Von der Initiative einiger Freunde Norwegens in Bern hatte ich, wie Sie zutreffend vermuten, von Anfang an Kenntnis, denn auf Wunsch Konzertmeister Brenners3, den man hier in freundschaftlichem Andenken behalten hat und der, hier zuverlässige Freunde besitzt, hatte ich mich indirekt und aus dem Hintergrunde erkundigt, wie von der zuständigen Stelle des Aussenministeriums, der Abteilung für kulturellen Verkehr mit dem Ausland, das Vorhaben beurteilt wird und gegebenenfalls bis zu welchem Ausmass es unterstützt würde. Die Entscheidung fiel nach mühsamen internen Beratungen im grossen und ganzen positiv aus, aber entsprechend den engen finanziellen Schranken, in welchen sich die norwegische Kulturwerbung im Ausland zu bewegen hat und die sich leider besonders auf Länder auswirken, mit denen keine Kulturabkommen bestehen, konnte nur eine bescheidene Summe (wenn ich mich recht erinnere 8000 norw.
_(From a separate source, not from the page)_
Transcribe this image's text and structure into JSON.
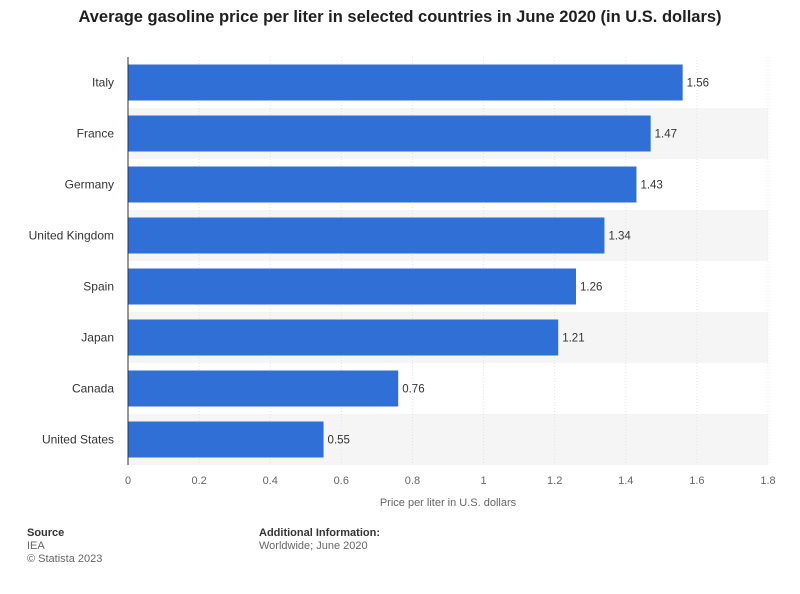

Kronen) in Aussicht gestellt werden, zu der anscheinend noch die Reisespesen für eventuell eingeladene Künstler oder Orchesterdirigenten hinzukommen könnten.
Seither habe ich von der Sache bis zum Erhalt Ihres Briefes nichts mehr gehört, freue mich nun aber, dass es den Initianten gelungen ist, eine so bedeutende Persönlichkeit wie Sie für dieses mir selbst so sehr sympathische und willkommene Vorhaben zu interessieren.
Wenn Sie mir gestatten, diesen Ausdruck zu gebrauchen, möchte ich gleich klar sagen, dass ich in der Sache noch keineswegs irgendwie «kompromittiert» bin und jede Möglichkeit habe, hier die Rolle zu spielen, die Sie mir zu übertragen gedenken. Bevor ich aber im Sinne Ihrer Darlegungen etwas unternehme, möchte ich mir erlauben, auf einige besondere Aspekte hinzuweisen, die nach meinem Dafürhalten das schweizerisch-norwegische Verhältnis charakterisieren:
1. Die Norweger sind grossem Getue abhold, neigen zur «Untertreibung» und richten ihren Blick über die Meere nach Grossbritannien, Nordamerika und dem Fernen Osten bei geringerem Interesse für Kontinentaleuropa, das sie, in seinem südlichen Teil, meistens als Künstler oder als Freiluftliebhaber anzieht, oder aber in seinem Zentralgebiet als Wissenschafter beschäftigt.
2. Von einer eigentlichen Popularität der Schweiz kann hier, anders als in Schweden, Finnland und Dänemark, kaum etwas gespürt werden, wenn uns auch seitens der Behörden und der massgebenden Intellektuellen und Wirtschaftskreise grosse Sympathie entgegengebracht wird.
3. In handelspolitischer Beziehung brauche ich Ihnen keine Aufklärungen zu geben. Norwegen importierte von uns 1956 mehr als doppelt so viel, als es nach der Schweiz exportierte, und seine Industrie bzw. Exportwirtschaft hat im jetzigen Entwicklungsstadium kaum Aussicht, den Absatz norwegischer Produkte in der Schweiz zu vergrössern4.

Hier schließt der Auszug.